Утром Ольга и Верочка пошли на кладбище. День был серенький и хмурый, сочился мелким дождем, негромко шелестящим в небогатой придорожной зелени. Раскисшая дорога расползалась под неуверенными шагами Ольги, тускло и жирно блестела, звучно чмокала и вздыхала, как живая, плотно прижимаясь к ногам и неохотно выпуская их.
Дошли молча – говорить как будто совсем было не о чем.
Кладбище было маленькое, почти вросшее в землю, с почерневшими деревянными крестами и полуразмытыми надписями на табличках. Впрочем, таблички никому и не нужны были – все и без них знали, кто где похоронен... Ольга вспомнила, что зимой кладбище так сильно заносило снегом, что его почти не было видно – торчали только несколько крестов, и кладбище казалось совсем мертвым и забытым.
Могила матери выделялась свежей чернотой невысоко насыпанного холмика, и крест был белый, но уже покосился и недвижимо падал на бок, и казалось, что он просто приткнут к земле и что-то невидимое поддерживает его – так неестественно было сочетание белого свежеоструганного дерева и очень черной влажной земли с желтыми глинистыми прожилками.
Несколько минут стояли молча, и потом Ольга сказала Верочке:
– Ты бы пошла домой, а то холодно... Я одна отсюда дойду.
Верочка молча посмотрела на нее и тут же отвела глаза. «Обиделась?» – подумала Ольга и ласково тронула ее за плечо. Верочка покорно стояла перед ней и, когда Ольга легонько подтолкнула ее, так же молча повернулась и пошла назад в деревню, не оглядываясь. Шла она медленно, неуверенно переставляя ноги и чуть покачиваясь, и Ольге показалось, что она плачет.

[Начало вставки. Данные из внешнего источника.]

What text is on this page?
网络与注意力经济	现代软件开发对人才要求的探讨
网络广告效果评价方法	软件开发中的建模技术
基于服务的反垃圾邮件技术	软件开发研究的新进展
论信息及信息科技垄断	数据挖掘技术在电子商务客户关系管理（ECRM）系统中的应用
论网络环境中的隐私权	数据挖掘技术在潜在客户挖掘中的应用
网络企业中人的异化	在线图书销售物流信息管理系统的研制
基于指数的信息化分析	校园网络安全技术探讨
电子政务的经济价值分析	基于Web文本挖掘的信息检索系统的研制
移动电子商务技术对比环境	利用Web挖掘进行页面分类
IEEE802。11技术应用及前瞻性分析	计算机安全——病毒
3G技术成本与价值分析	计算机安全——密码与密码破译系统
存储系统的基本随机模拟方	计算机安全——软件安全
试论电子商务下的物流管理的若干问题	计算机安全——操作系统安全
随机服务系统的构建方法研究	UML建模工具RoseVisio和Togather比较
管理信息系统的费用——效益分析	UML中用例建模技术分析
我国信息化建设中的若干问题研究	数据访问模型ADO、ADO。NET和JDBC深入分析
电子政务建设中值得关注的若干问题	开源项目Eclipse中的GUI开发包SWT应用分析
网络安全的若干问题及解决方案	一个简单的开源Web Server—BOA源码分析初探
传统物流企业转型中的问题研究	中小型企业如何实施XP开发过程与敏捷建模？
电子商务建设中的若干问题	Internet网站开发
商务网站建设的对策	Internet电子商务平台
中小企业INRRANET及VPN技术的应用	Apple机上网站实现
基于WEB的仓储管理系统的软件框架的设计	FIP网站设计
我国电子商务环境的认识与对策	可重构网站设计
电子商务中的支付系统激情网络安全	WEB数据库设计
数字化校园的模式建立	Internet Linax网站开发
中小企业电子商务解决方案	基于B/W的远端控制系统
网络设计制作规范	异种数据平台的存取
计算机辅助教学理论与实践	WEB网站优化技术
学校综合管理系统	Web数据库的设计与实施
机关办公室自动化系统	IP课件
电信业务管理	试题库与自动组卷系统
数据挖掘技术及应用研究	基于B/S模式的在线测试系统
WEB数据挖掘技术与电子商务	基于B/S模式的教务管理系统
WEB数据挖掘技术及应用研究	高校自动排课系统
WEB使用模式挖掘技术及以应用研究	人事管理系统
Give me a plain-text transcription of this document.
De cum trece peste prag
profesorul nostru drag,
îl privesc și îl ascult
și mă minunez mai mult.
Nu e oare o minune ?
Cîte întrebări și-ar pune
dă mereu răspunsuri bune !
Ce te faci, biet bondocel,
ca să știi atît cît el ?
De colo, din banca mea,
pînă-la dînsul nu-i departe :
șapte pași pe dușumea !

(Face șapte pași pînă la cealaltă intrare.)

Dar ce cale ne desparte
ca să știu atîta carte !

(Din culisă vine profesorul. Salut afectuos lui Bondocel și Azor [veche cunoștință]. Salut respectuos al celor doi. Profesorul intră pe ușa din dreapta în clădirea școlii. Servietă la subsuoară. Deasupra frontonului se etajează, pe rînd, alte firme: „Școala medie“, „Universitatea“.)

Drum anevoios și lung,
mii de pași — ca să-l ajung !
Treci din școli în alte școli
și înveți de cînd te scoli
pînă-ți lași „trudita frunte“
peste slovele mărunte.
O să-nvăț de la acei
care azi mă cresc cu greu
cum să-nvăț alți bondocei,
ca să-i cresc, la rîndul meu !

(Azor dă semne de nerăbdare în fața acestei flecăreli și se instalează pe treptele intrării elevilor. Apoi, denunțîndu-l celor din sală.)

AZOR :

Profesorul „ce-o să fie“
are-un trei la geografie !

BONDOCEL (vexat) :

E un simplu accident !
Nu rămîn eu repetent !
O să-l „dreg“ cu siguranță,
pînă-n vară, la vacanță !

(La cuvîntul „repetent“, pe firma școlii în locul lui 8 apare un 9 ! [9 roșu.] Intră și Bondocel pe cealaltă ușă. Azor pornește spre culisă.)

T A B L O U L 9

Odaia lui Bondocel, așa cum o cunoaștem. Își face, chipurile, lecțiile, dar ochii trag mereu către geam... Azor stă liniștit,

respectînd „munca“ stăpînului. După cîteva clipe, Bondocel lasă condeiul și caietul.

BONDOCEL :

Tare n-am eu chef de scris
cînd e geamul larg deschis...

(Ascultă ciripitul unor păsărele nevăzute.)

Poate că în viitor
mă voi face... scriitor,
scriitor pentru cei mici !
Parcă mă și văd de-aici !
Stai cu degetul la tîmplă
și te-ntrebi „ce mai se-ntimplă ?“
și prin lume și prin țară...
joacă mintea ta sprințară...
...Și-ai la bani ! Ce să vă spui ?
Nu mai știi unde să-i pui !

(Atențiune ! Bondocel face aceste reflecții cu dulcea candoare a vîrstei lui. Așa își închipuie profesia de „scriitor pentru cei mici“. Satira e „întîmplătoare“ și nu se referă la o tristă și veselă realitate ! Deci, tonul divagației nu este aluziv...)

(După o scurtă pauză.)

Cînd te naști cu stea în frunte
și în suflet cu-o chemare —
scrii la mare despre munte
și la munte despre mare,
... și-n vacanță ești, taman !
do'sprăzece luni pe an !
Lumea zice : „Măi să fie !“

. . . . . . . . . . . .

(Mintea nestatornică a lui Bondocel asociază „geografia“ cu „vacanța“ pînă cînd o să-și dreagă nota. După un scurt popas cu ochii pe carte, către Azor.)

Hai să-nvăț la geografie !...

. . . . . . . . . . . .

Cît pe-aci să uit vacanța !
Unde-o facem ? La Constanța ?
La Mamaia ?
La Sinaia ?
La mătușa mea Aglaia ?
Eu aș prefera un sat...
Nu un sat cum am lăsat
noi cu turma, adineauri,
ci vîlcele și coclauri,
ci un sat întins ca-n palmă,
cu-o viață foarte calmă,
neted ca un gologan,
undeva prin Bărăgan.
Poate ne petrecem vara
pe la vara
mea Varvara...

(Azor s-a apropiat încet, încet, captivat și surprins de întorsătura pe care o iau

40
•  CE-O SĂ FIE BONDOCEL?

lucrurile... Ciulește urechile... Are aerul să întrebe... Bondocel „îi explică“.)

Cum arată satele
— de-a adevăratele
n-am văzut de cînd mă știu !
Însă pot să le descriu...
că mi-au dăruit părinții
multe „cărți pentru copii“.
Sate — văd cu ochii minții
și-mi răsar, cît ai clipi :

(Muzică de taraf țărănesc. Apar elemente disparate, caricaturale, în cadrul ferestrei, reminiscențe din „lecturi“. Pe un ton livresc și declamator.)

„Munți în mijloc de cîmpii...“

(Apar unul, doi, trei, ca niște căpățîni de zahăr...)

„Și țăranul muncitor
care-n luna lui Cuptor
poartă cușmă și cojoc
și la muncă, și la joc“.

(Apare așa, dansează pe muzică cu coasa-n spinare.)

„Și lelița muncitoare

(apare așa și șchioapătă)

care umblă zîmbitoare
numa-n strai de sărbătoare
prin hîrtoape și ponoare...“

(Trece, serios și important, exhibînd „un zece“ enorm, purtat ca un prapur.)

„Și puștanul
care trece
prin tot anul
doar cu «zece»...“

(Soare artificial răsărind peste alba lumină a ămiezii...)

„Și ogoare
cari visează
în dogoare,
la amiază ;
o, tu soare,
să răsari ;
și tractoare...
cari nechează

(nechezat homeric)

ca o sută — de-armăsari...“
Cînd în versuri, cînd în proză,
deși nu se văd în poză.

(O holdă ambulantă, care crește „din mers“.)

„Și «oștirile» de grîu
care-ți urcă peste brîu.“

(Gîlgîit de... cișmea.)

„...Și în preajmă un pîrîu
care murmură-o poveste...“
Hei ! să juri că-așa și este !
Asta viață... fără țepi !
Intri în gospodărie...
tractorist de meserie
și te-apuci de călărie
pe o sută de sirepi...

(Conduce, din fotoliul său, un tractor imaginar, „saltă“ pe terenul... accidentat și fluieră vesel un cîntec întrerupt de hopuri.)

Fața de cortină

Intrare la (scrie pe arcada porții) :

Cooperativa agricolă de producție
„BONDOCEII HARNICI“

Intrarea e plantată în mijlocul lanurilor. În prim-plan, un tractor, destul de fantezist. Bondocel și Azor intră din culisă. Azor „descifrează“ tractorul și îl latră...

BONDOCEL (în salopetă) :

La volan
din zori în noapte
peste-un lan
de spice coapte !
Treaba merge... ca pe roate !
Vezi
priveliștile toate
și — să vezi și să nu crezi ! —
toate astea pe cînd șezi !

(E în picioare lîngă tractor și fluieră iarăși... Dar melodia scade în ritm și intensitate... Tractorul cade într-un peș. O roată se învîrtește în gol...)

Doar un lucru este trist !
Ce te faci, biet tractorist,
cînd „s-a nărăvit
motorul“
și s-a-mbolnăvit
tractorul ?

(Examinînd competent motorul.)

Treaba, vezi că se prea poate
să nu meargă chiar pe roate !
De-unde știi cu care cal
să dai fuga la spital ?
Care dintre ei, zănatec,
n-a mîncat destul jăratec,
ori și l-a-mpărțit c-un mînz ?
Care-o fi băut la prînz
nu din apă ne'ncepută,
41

Ольга не помнила, долго ли она стояла так, под мелким холодным дождем, тихо падавшим на холодную черную землю. Было тяжело и грустно, но не было ожидаемой боли. Эта боль появилась только на мгновение вчера вечером, когда она вошла в дом и увидела пустую кровать матери, и поняла, что ее уже нет и никогда не будет, и не у кого теперь просить прощения, и не помогут никакие слезы, никакие слова... И потом, когда Коля спросил ее: «К матери-то... пойдешь?» И эта боль прошла быстро, а потом – и сейчас – была глубокая печаль, но и печаль какая-то странная и холодная, идущая от разума. Тяжело было потому, что она знала – нет человека, бывшего ей когда-то самым родным и близким, давшего ей жизнь. И странным было уже то, что она думала так, а не плакала над этой холодной черной могилой, не просила прощения – ведь всегда живые в чем-то виноваты перед мертвыми (а уж она ли не виновата перед матерью?), – не вспоминала все самое лучшее, что было связано с матерью... Вспоминать Ольга пыталась по дороге сюда, но и это никак не удавалось. Даже лицо матери вспоминалось таким, каким оно было на тех фотографиях, которые она рассматривала вчера вечером, перед тем как лечь спать. Фотографий было мало, и на всех мать почему-то выглядела одинаково – неподвижная, с плоским, ничего не выражающим лицом, губы сурово поджаты, плечи опущены, и большие руки сложены на коленях и прижаты к животу... И плакать Ольга по-прежнему не могла – не было слез...
Она вернулась в деревню и зашла в пустой дом, показавшийся непривычно большим. Было в нем так уныло и мрачно, что казалось, весь он состоял из одного серого цвета, – и на душе у нее стало еще тяжелее, и захотелось уехать – сразу же, никого не дожидаясь. Но ехать нельзя было – ушел на работу Коля, Верочка была в школе. Но и дома невозможно было сидеть, и Ольга решила сходить к Насте Звонаревой. Когда-то Настя была самой близкой ее подругой, они вместе проучились все семь лет, каждый день бегали друг к другу домой, мечтали вместе поехать учиться в Селиваново, но Насте не удалось этого сделать. После отъезда Ольги они и вовсе потерялись – ничего не писали друг другу, и Настя только с Колей передавала Ольге приветы, да и эти приветы через год или полтора прекратились. Настя вскоре вышла замуж, теперь у нее было двое – или трое? – детей – вот и все, что знала о ней Ольга.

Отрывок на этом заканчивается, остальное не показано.